Lab 06 Dashboard using Tableau and Miscellaneous

RE 519 Data Analytics and Visualization | Autumn 2025


The due day for each lab can be found on the course wesbite. The submission should include Rmd, html, and any other files required to rerun the codes. For Tableau, submit your Tableau packaged workbook (.tbwx) This will include any excel files that you attach so that when you share the file anyone with Tableau can open it!

From Lab 4, the use of any generative AI tool (ChatGPT, Copilot, etc.) is allowed. But, I still encourage you to write codes by yourself and use AI tools as a way to debug and explore new knowledge. More information about Academic Integrity and the Use of AI.

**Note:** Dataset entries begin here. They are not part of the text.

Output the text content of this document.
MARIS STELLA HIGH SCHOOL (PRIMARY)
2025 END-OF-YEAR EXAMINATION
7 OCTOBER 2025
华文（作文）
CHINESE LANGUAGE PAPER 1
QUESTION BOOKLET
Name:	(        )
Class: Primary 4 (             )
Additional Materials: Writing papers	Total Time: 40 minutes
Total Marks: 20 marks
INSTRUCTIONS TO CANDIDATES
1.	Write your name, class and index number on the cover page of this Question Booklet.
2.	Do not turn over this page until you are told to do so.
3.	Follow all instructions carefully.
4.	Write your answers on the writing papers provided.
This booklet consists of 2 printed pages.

Lab 06-A: Dashboard using Tableau

📚 TODO: Tableau Dashboard for Project Datasets

16 points

The purpose of this lab is to use Excel/R for data preprocessing and Tableau Worksheet + Dashboard to conduct exploratory data analysis and initial visualization on the topic you are interested in. The assignment can be seen as the first step for the Data Analytics and Visualization Projects. Note: if you plan to use Tableau Dashboard for your final project, you are expected to make significant progress after this lab, both in analytical depth and dashboard design.

Requirements

Basic requirements for this lab:

You are encourage to explore some advanced functions in Tableau. Tableau Desktop and Web Authoring Help is always the most helpful material to learn Tableau.

The results of Tableau visualization should be reflected and briefly discussed in your project proposal, providing evidence of your initial data exploration and research direction.

Submission

This is a group assignment and each group only need to submit once.

Submit your Tableau packaged workbook (.tbwx) This will include any data files that you attach so that when you share the file anyone with Tableau can open it!

Or, submit the link to your Tableau Public page via Canvas.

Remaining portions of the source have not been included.